2 Poems | Lindsey Lucas

Archaeology

From the stacks of crumbling
water-warped pages
on my grandpa’s basement shelves
I uncovered and brushed off
a thin clinging layer
of dust and cherry cigar smoke
from a pile of yellow-edged
National Geographics.
They were like Incan mummies
preserved in that dark space,
their spines unbroken,
wrapped with spice and holding
new discoveries like
small treasures in their shriveled
paper-thin hands.
I sifted through them,
marveling at the glossy photos
of haunting eyes and street-corners.
My future was full of shutters
and frozen smiles, full
of markets and dusty feet,
fresh figs and carved elephants.
The covers slowly lost
their sharp corners and colors,
the yellow fading to soft gold
in the bright light of my room.
The knee-high pile leaned against
my bed until I was old enough
to drive past airports.

 

After My Sister’s Diagnosis

My hands grip
the wheel at ten & two.
Hers perch on the edge
of the faux leather seat,
and tap restless fingers.
We lose the radio
to the distance,
station after station.

We were never
good at peering through
the fog.
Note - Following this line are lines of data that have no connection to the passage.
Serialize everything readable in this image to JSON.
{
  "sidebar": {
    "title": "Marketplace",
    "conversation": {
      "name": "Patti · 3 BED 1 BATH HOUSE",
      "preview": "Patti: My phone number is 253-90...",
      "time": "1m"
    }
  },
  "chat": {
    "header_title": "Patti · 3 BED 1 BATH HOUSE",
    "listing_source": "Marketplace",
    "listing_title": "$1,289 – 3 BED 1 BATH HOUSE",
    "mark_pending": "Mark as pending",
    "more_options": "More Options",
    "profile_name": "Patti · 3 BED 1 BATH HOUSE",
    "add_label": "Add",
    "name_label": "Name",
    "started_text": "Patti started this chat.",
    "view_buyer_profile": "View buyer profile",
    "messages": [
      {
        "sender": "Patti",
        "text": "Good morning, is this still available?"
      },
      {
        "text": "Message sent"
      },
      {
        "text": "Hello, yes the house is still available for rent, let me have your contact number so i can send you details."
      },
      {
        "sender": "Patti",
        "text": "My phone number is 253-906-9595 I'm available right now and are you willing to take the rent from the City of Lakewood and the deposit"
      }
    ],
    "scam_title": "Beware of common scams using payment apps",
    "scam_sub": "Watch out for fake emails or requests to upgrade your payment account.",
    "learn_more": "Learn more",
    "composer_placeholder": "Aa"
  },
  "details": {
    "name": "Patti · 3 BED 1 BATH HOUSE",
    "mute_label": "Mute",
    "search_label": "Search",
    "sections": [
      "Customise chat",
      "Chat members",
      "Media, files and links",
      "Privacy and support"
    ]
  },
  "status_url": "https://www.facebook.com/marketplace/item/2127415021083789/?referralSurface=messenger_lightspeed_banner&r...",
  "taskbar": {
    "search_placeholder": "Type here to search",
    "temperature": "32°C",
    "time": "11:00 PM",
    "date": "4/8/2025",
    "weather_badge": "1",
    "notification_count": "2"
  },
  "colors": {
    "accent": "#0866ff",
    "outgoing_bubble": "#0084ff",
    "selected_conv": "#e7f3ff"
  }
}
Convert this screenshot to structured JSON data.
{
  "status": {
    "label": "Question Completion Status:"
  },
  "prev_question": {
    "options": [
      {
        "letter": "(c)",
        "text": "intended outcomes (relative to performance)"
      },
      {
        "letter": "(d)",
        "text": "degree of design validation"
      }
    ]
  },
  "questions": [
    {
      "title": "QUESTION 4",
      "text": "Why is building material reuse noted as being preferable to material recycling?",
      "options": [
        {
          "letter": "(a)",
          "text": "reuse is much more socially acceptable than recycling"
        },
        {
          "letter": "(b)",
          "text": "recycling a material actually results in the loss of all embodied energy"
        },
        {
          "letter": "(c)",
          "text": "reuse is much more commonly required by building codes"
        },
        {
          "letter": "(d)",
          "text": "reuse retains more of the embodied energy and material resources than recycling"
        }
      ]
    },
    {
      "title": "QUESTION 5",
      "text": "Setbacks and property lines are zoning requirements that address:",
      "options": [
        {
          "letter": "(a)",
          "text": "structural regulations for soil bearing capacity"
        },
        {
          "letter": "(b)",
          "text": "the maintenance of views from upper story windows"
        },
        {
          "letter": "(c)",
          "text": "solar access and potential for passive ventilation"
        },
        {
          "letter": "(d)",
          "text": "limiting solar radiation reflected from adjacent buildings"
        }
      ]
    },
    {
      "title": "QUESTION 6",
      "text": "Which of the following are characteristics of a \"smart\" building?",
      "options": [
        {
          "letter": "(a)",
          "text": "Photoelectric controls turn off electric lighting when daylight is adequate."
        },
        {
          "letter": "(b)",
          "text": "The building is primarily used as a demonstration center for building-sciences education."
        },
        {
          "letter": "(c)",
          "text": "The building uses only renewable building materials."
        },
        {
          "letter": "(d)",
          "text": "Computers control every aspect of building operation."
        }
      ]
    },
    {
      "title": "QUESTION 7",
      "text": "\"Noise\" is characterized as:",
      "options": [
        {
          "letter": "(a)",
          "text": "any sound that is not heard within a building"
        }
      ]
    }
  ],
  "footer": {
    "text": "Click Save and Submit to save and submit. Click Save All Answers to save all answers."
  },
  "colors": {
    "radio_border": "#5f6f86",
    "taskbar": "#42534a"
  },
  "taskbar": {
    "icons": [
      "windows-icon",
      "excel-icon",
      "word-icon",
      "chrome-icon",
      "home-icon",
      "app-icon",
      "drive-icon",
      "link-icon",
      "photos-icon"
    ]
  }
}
We were never
warm and loose-tongued.
We never spoke low
or risked truer words
in that cold.

My sister leans away,
presses her fingers
to the glass.
We pass columned
fields of windmills,
brushed with wild
blue chicory edges.

The sun throws
a heavy blade-shadow
over the two-lane road
for a moment.

She ventures into the quiet,
says she understands
Don Quixote,
now.

————
Lindsey Lucas is a recent graduate of Missouri Western State University with a double major in English literature and creative writing & publishing. For two years, she served as the web and social media editor for The Mochila Review, a national undergraduate literary journal, and Canvas, an on-campus journal. She writes poetry, drinks coffee in the morning and tea at night, and is an editorial intern for Sundress Publications.

“Archaeology” was previously published in The Blue Route’s January issue.